The most common reasons I abstain from taking a case (which may or may not apply to your case) are the following:
- Insufficient damages. I generally confine my practice to cases in which there are solid damages of nearly $1 million or greater. However, there are exceptions in which I take cases involving significantly lower damages, such as where there is admitted (or obvious) liability, and a confined set of issues to determine damages, for instance. This admittedly high threshold reflects the degree of resistance one typically encounters from the defense, and the unavoidably complex nature of most legal malpractice cases, both of which tend to drive up the time commitment and cost associated with prosecuting such a case.
- Insufficient evidence of linkage between the lawyer mistake(s) and the damage. Acts or omissions of a lawyer, and a bad result, are not enough. There must be a chain of causation persuasively linking the two. Often potential new clients present a laundry-list of alleged lawyer mistakes, and a bad ending, but too many loose ends in regards to linkage. Each attorney mistake must be evaluated to determine what likely would have happened if the mistake had not been committed, leading to a different and better result. Often, the litany of alleged attorney mistakes is left hanging, and when subjected to further examination end up in a causation cul-de-sac.
- Too many separate issues that must be vanquished in order to win. This does not necessarily mean the case is too complex, per se, but that there are too many issues that the plaintiff must meet his/her burden of proof to overcome.

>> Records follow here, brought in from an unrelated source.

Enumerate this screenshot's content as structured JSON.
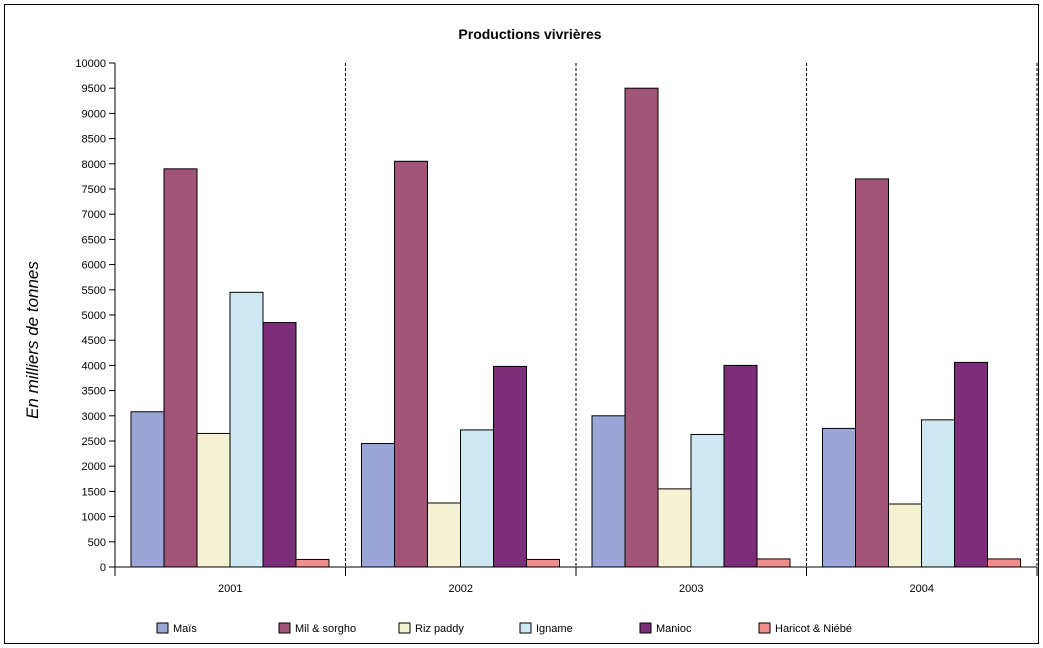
{
  "chart_data": {
    "type": "bar",
    "title": "Productions vivrières",
    "xlabel": "",
    "ylabel": "En milliers de tonnes",
    "ylim": [
      0,
      10000
    ],
    "ytick_step": 500,
    "grid": "vertical dashed category separators",
    "legend_position": "bottom",
    "categories": [
      "2001",
      "2002",
      "2003",
      "2004"
    ],
    "series": [
      {
        "name": "Maïs",
        "color": "#9aa6d6",
        "values": [
          3080,
          2450,
          3000,
          2750
        ]
      },
      {
        "name": "Mil & sorgho",
        "color": "#a35577",
        "values": [
          7900,
          8050,
          9500,
          7700
        ]
      },
      {
        "name": "Riz paddy",
        "color": "#f4f2d2",
        "values": [
          2650,
          1270,
          1550,
          1250
        ]
      },
      {
        "name": "Igname",
        "color": "#cde8f2",
        "values": [
          5450,
          2720,
          2630,
          2920
        ]
      },
      {
        "name": "Manioc",
        "color": "#7d2e79",
        "values": [
          4850,
          3980,
          4000,
          4060
        ]
      },
      {
        "name": "Haricot & Niébé",
        "color": "#ef8f8c",
        "values": [
          150,
          150,
          160,
          160
        ]
      }
    ]
  }
}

- Too complex. Sometimes the factual background of the case is simply too complex to be reasonably confident a jury will process and understand.
- Lawyer mistakes too scattered, subjective, or minor. In general it is better to present a case involving one big mistake (or a small number of big mistakes), than a long list of smaller errors. For instance, one important time limitations that is blown usually makes a more attractive case than a series of arguably bad judgment calls relating to litigation tactics.
- Too difficult and/or time-consuming to extract clear information from the client or client representative relating to the issues listed above.
- Too many allegedly negligent lawyers. Whether true/fair or not, this can lead to the perception on the part of the judge and jury that the client is difficult or conspiracy-minded. Also, going after multiple law firms increases the number of battle fronts, and the defense resources marshalled toward defeating the plaintiff.
- Too late. Often potential clients present a case that may be time-barred by the statute of limitations.